Here are some of my questions to get the students thinking if I notice a group is struggling.
- Who is the main character? How do you know? (the man, the pictures)
- Where is he? How do you know? (on top of the tower, a city- New York, the picture)
- How does the man feel? How do you know? (anxious, brave, determined- he does not give up despite the consequences of going to jail)
- How does the character feel? What are his emotions? How does he change?
- How does the illustration show character growth?
The last two questions go deeper into analyzing the illustrations, instead of using them to describe the character, setting, and events. I think it is important to try to create deeper questions for students, although it can be a teaching challenge. When I design my questions I try to make them text specific.
I first read the text to the class to give them an overview of the story. It helps to read to students in the primary grades, because many time I find they get stuck when trying to read independently. When I read they are able to concentrate on comprehending the text, instead of decoding words.

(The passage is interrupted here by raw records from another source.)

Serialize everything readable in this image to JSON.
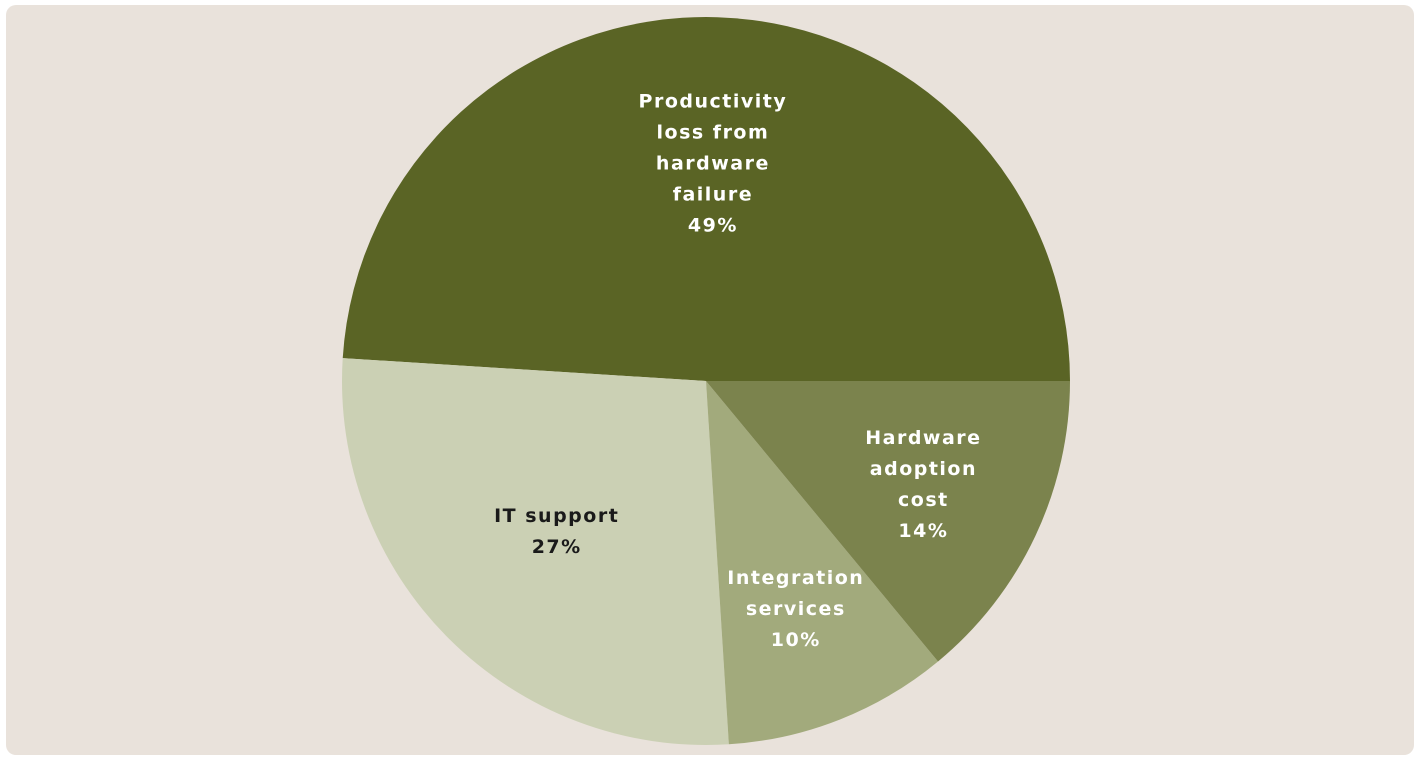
{
  "chart_data": {
    "type": "pie",
    "slices": [
      {
        "label_lines": [
          "Productivity",
          "loss from",
          "hardware",
          "failure"
        ],
        "value": 49,
        "value_label": "49%",
        "color": "#5a6425",
        "text_color": "#ffffff"
      },
      {
        "label_lines": [
          "IT support"
        ],
        "value": 27,
        "value_label": "27%",
        "color": "#cbd0b4",
        "text_color": "#1a1a1a"
      },
      {
        "label_lines": [
          "Integration",
          "services"
        ],
        "value": 10,
        "value_label": "10%",
        "color": "#a2aa7c",
        "text_color": "#ffffff"
      },
      {
        "label_lines": [
          "Hardware",
          "adoption",
          "cost"
        ],
        "value": 14,
        "value_label": "14%",
        "color": "#7b834d",
        "text_color": "#ffffff"
      }
    ],
    "start_angle_deg": 0,
    "direction": "clockwise",
    "legend": "none"
  },
  "colors": {
    "panel_background": "#e9e2db",
    "page_background": "#ffffff"
  }
}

Then the students use the illustrations (Friend Picture 1, Friend Picture 2, Friend Picture 3, Friend Picture 4, Friend Picture 5) in this text to make a chart just like the one in the guided practice. They use the illustrations to analyze the characters, setting, and events. While they are working I walk around and monitor their progress.
For struggling groups I start asking questions:
- Who are the characters? How do you know?
- Where are they? How do you know?
- How do they feel? What are their emotions? How do you know?
- How do the characters change?
Now it is time to work on speaking and listening skills and evaluating each other's work. I go over all the rules I can think of for speaking, listening, and evaluation. Speak loud, clear, and enunciate your words. Listen and think about what the person is saying. Then I model some correct and incorrect behavior. After all this, I rarely have to correct any behavior, but students must be told what is expected of them in the beginning.
So, I select about three students to share their work in a presentation. After each child share then I ask other students to evaluate their work. Then we usually have a discussion about whatever the child said.
Now the lesson is about to be over and I need to do some formative assessment to drive my future instruction. I ask the students to tell their partner one thing they learned about illustrations from this lesson. Then I listen attentively so I can assess their understanding, and I restate some proficient things that I hear.
I then share the plan for future lessons, and I ask the students to restate the lesson goal. I can analyze the character, setting, and events using illustrations.